Normal hayatıma ve işime ne zaman dönerim?

Ameliyatın 1. Haftasından sonra, verilen diyete uymak kaydı ile ve kendisini hazır hissediyorsa  kişi işine dönebilir, hareket kısıtlaması yoktur.

Saçlarım dökülür mü?

Evet. Ameliyat sonrası 1. Aydan sonra 3. Aya kadar hastalarda saç dökülmeleri görülebilir. Ancak bu dökülme kanser tedavisi gören hastalardaki gibi değil, sadece kırılma ve banyoda ya da saçlarımızı tararken elimize normalden daha fazla saç gelmesi şeklinde olur. Bu durum tamamen geçici ve geri dönüşümlüdür. Saçları normal beslenme ve normal kilolara geldikçe tekrar eski sıklık ve gürlükte çıkacaktır.

Kilo verdiğimde sarkmalar olur mu?

Kilo verildikçe deride gevşemeler ve yer yer sarkmalar olacaktır. Genelde bu sarkmalar vücut kitle indeksi çok yüksek değilse çok belirgin olmamaktadır. Pek çok hasta düzenli spor yaparak bu sarkmaların önüne geçebilmektedir. Biz de normal beslenmeye geçildikten sonra hastalarımıza spor yapmalarını önemekteyiz.

Gebelik düşünüyorum, ne zaman gebe kalabilirim?

Ameliyattan sonra 1. Yıldan itibaren gebe kalınmasında ve çocuk sahibi olunmasında hiçbir engel yoktur.
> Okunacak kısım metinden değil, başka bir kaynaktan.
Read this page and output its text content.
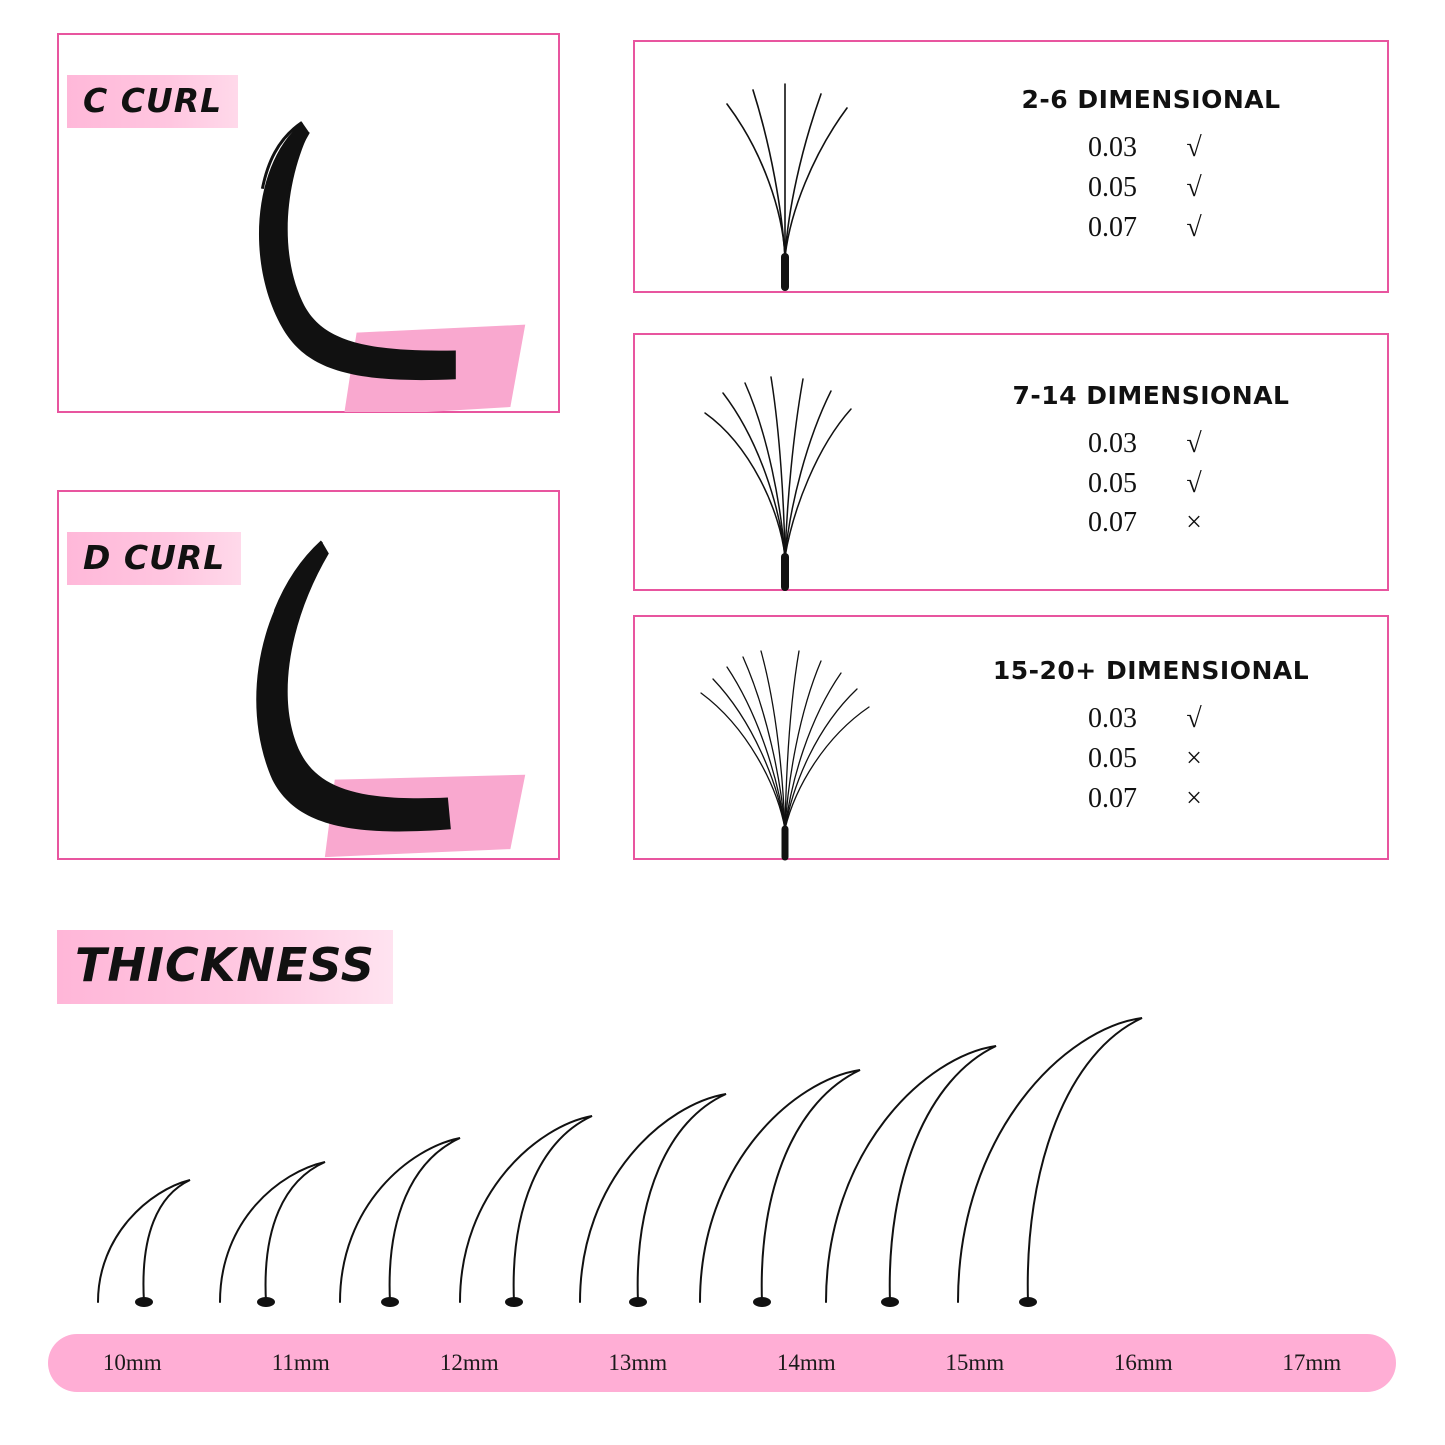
C CURL
D CURL
2-6 DIMENSIONAL
0.03	√
0.05	√
0.07	√
7-14 DIMENSIONAL
0.03	√
0.05	√
0.07	×
15-20+ DIMENSIONAL
0.03	√
0.05	×
0.07	×
THICKNESS
10mm	11mm	12mm	13mm	14mm	15mm	16mm	17mm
Hatta yüksek kilo nedeni ile polikistik over hastası ve adet düzensizliği olan, bu nedenle çocuk sahibi olamayan bazı hastalar, cerrahi tedavi ile kilo verdikten sonra çocuk sahibi olabilmektedir.

Sayfa içeriği sadece bilgilendirme amaçlıdır, tanı ve tedavi için mutlaka doktorunuza başvurunuz.